Der Oberste Gerichtshof hat am 31.Mai 1988 durch den Senatspräsidenten des Obersten Gerichtshofes Dr. Bernardini als Vorsitzenden und durch die Hofräte des Obersten Gerichtshofes Dr. Friedrich, Dr. Reisenleitner, Hon.Prof. Dr. Brustbauer und Dr. Kuch als weitere Richter, in Gegenwart des Richteramtsanwärters Mag. Forsthuber als Schriftführer, in der Strafsache gegen Hasan H*** und Mile L*** wegen des Verbrechens des gewerbsmäßigen schweren Diebstahls nach §§ 127 Abs 1, Abs 2 Z 1, 128 Abs 1 Z 4 und 130 StGB über die Nichtigkeitsbeschwerde und Berufung der beiden Angeklagten gegen das Urteil des Kreisgerichtes Korneuburg als Schöffengericht vom 18.Februar 1988, GZ 11 d Vr 867/87-62, nach Anhörung der Generalprokuratur in nichtöffentlicher Sitzung den

Beschluß

gefaßt:

Spruch

Die Nichtigkeitsbeschwerden der beiden Angeklagten und die Berufung des Mile L*** werden zurückgewiesen.

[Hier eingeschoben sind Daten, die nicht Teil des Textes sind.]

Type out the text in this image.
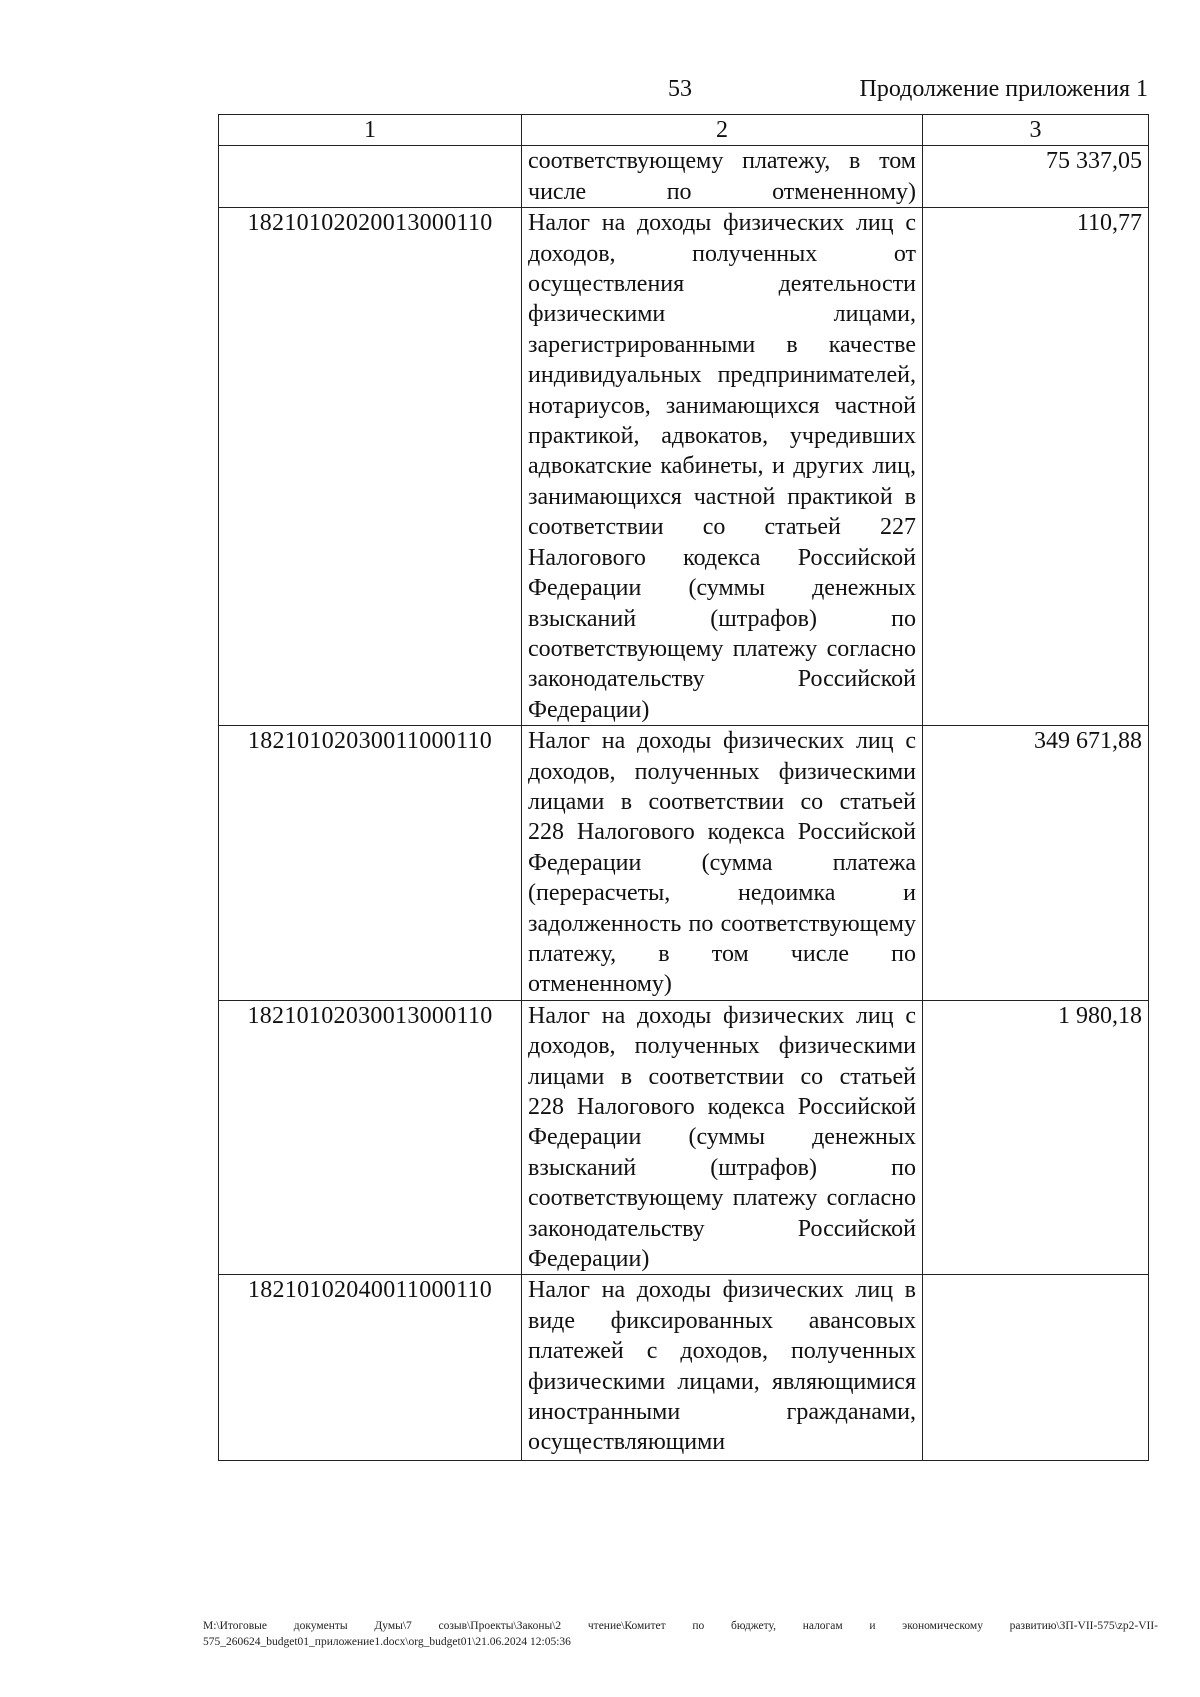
53	Продолжение приложения 1
1	2	3
	соответствующему платежу, в том числе по отмененному)	75 337,05
18210102020013000110	Налог на доходы физических лиц с доходов, полученных от осуществления деятельности физическими лицами, зарегистрированными в качестве индивидуальных предпринимателей, нотариусов, занимающихся частной практикой, адвокатов, учредивших адвокатские кабинеты, и других лиц, занимающихся частной практикой в соответствии со статьей 227 Налогового кодекса Российской Федерации (суммы денежных взысканий (штрафов) по соответствующему платежу согласно законодательству Российской Федерации)	110,77
18210102030011000110	Налог на доходы физических лиц с доходов, полученных физическими лицами в соответствии со статьей 228 Налогового кодекса Российской Федерации (сумма платежа (перерасчеты, недоимка и задолженность по соответствующему платежу, в том числе по отмененному)	349 671,88
18210102030013000110	Налог на доходы физических лиц с доходов, полученных физическими лицами в соответствии со статьей 228 Налогового кодекса Российской Федерации (суммы денежных взысканий (штрафов) по соответствующему платежу согласно законодательству Российской Федерации)	1 980,18
18210102040011000110	Налог на доходы физических лиц в виде фиксированных авансовых платежей с доходов, полученных физическими лицами, являющимися иностранными гражданами, осуществляющими	
M:\Итоговые документы Думы\7 созыв\Проекты\Законы\2 чтение\Комитет по бюджету, налогам и экономическому развитию\ЗП-VII-575\zp2-VII-575_260624_budget01_приложение1.docx\org_budget01\21.06.2024 12:05:36
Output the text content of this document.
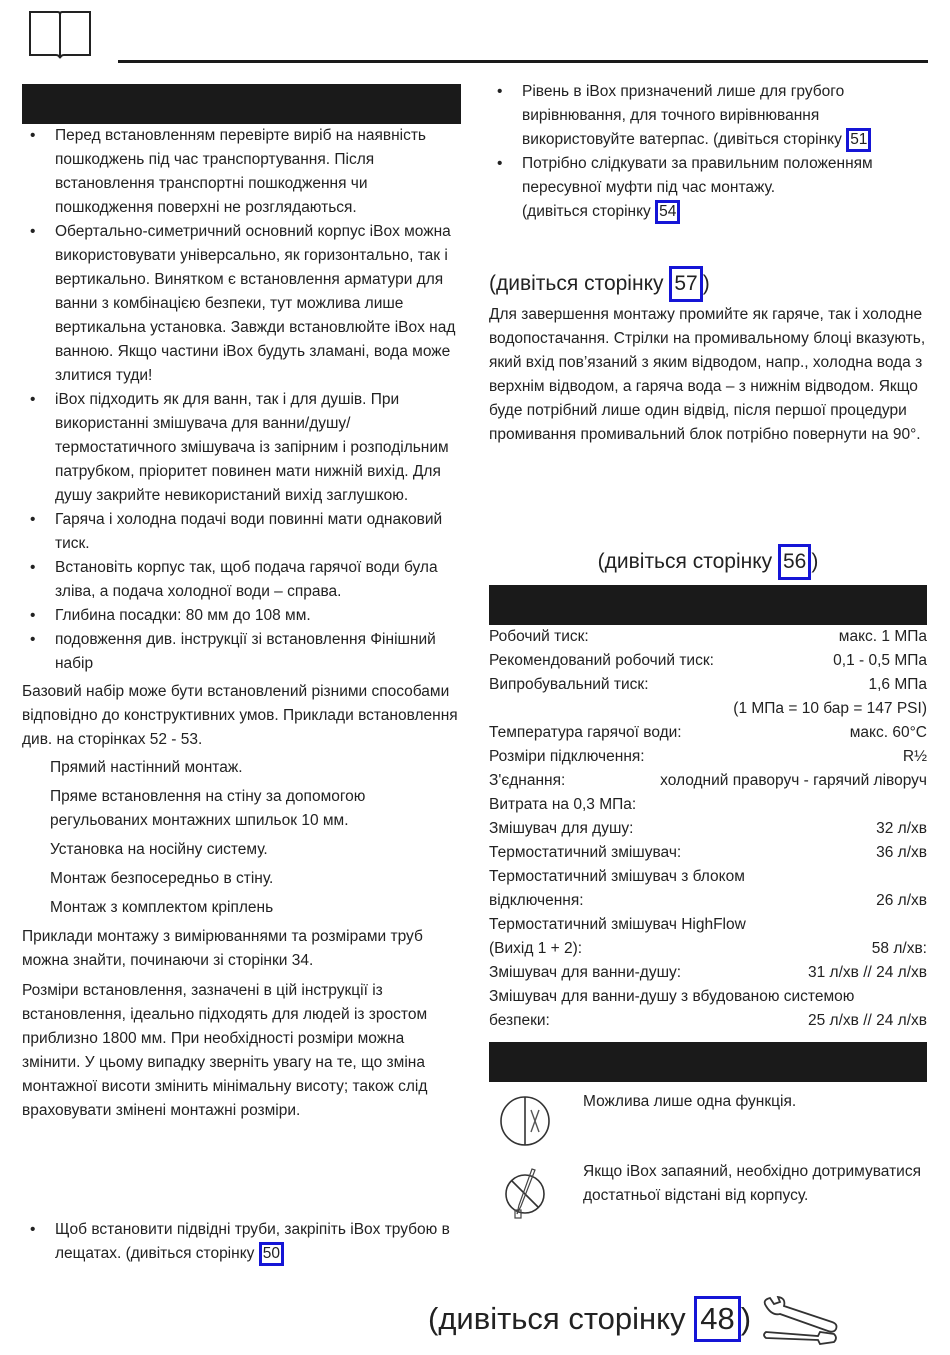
• Перед встановленням перевірте виріб на наявність пошкоджень під час транспортування. Після встановлення транспортні пошкодження чи пошкодження поверхні не розглядаються.
• Обертально-симетричний основний корпус iBox можна використовувати універсально, як горизонтально, так і вертикально. Винятком є встановлення арматури для ванни з комбінацією безпеки, тут можлива лише вертикальна установка. Завжди встановлюйте iBox над ванною. Якщо частини iBox будуть зламані, вода може злитися туди!
• iBox підходить як для ванн, так і для душів. При використанні змішувача для ванни/душу/ термостатичного змішувача із запірним і розподільним патрубком, пріоритет повинен мати нижній вихід. Для душу закрийте невикористаний вихід заглушкою.
• Гаряча і холодна подачі води повинні мати однаковий тиск.
• Встановіть корпус так, щоб подача гарячої води була зліва, а подача холодної води – справа.
• Глибина посадки: 80 мм до 108 мм.
• подовження див. інструкції зі встановлення Фінішний набір

Базовий набір може бути встановлений різними способами відповідно до конструктивних умов. Приклади встановлення див. на сторінках 52 - 53.

Прямий настінний монтаж.
Пряме встановлення на стіну за допомогою регульованих монтажних шпильок 10 мм.
Установка на носійну систему.
Монтаж безпосередньо в стіну.
Монтаж з комплектом кріплень

Приклади монтажу з вимірюваннями та розмірами труб можна знайти, починаючи зі сторінки 34.

Розміри встановлення, зазначені в цій інструкції із встановлення, ідеально підходять для людей із зростом приблизно 1800 мм. При необхідності розміри можна змінити. У цьому випадку зверніть увагу на те, що зміна монтажної висоти змінить мінімальну висоту; також слід враховувати змінені монтажні розміри.

• Щоб встановити підвідні труби, закріпіть iBox трубою в лещатах. (дивіться сторінку 50
• Рівень в iBox призначений лише для грубого вирівнювання, для точного вирівнювання використовуйте ватерпас. (дивіться сторінку 51
• Потрібно слідкувати за правильним положенням пересувної муфти під час монтажу.
(дивіться сторінку 54
(дивіться сторінку 57 )
Для завершення монтажу промийте як гаряче, так і холодне водопостачання. Стрілки на промивальному блоці вказують, який вхід пов’язаний з яким відводом, напр., холодна вода з верхнім відводом, а гаряча вода – з нижнім відводом. Якщо буде потрібний лише один відвід, після першої процедури промивання промивальний блок потрібно повернути на 90°.
(дивіться сторінку 56 )
Робочий тиск:	макс. 1 МПа
Рекомендований робочий тиск:	0,1 - 0,5 МПа
Випробувальний тиск:	1,6 МПа
(1 МПа = 10 бар = 147 PSI)
Температура гарячої води:	макс. 60°C
Розміри підключення:	R½
З'єднання:	холодний праворуч - гарячий ліворуч
Витрата на 0,3 МПа:
Змішувач для душу:	32 л/хв
Термостатичний змішувач:	36 л/хв
Термостатичний змішувач з блоком
відключення:	26 л/хв
Термостатичний змішувач HighFlow
(Вихід 1 + 2):	58 л/хв:
Змішувач для ванни-душу:	31 л/хв // 24 л/хв
Змішувач для ванни-душу з вбудованою системою
безпеки:	25 л/хв // 24 л/хв
Можлива лише одна функція.
Якщо iBox запаяний, необхідно дотримуватися достатньої відстані від корпусу.
(дивіться сторінку 48 )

Gemäß § 285 i StPO werden die Akten zur Entscheidung über die Berufung des Hasan H*** dem Oberlandesgericht Wien zugeleitet. Gemäß § 390 a StPO fallen beiden Angeklagten die Kosten des - bei H***: bisherigen - Rechtsmittelverfahrens zur Last.

Text

Gründe:

Die beiden jugoslawischen Staatsangehörigen Hasan H*** und Mile L*** wurden des Verbrechens des gewerbsmäßig schweren Diebstahls nach §§ 127 Abs 1, Abs 2 Z 1, 128 Abs 1 Z 4 und 130 StGB schuldig erkannt. Darnach haben sie gewerbsmäßig (I) am 22. September 1987 in Mistelbach gemeinsam einen Fotoapparat samt Zubehör im Gesamtwert von 17.840 S der Firma N*** und am folgenden Tag in Retz jeweils mit einem Unbekannten (II) Hasan H*** eine Herrenlederjacke im Wert von 3.399 S der Firma Kurt F*** und (III) Mile L*** eine Videokamera im Wert von 24.900 S der Firma Franz J*** sen. gestohlen.

Rechtliche Beurteilung

Beide Angeklagten bekämpfen das Urteil mit Nichtigkeitsbeschwerde und Berufung.

Hasan H*** macht Urteilsnichtigkeit aus § 281 Abs 1 Z 5 und 5 a StPO geltend.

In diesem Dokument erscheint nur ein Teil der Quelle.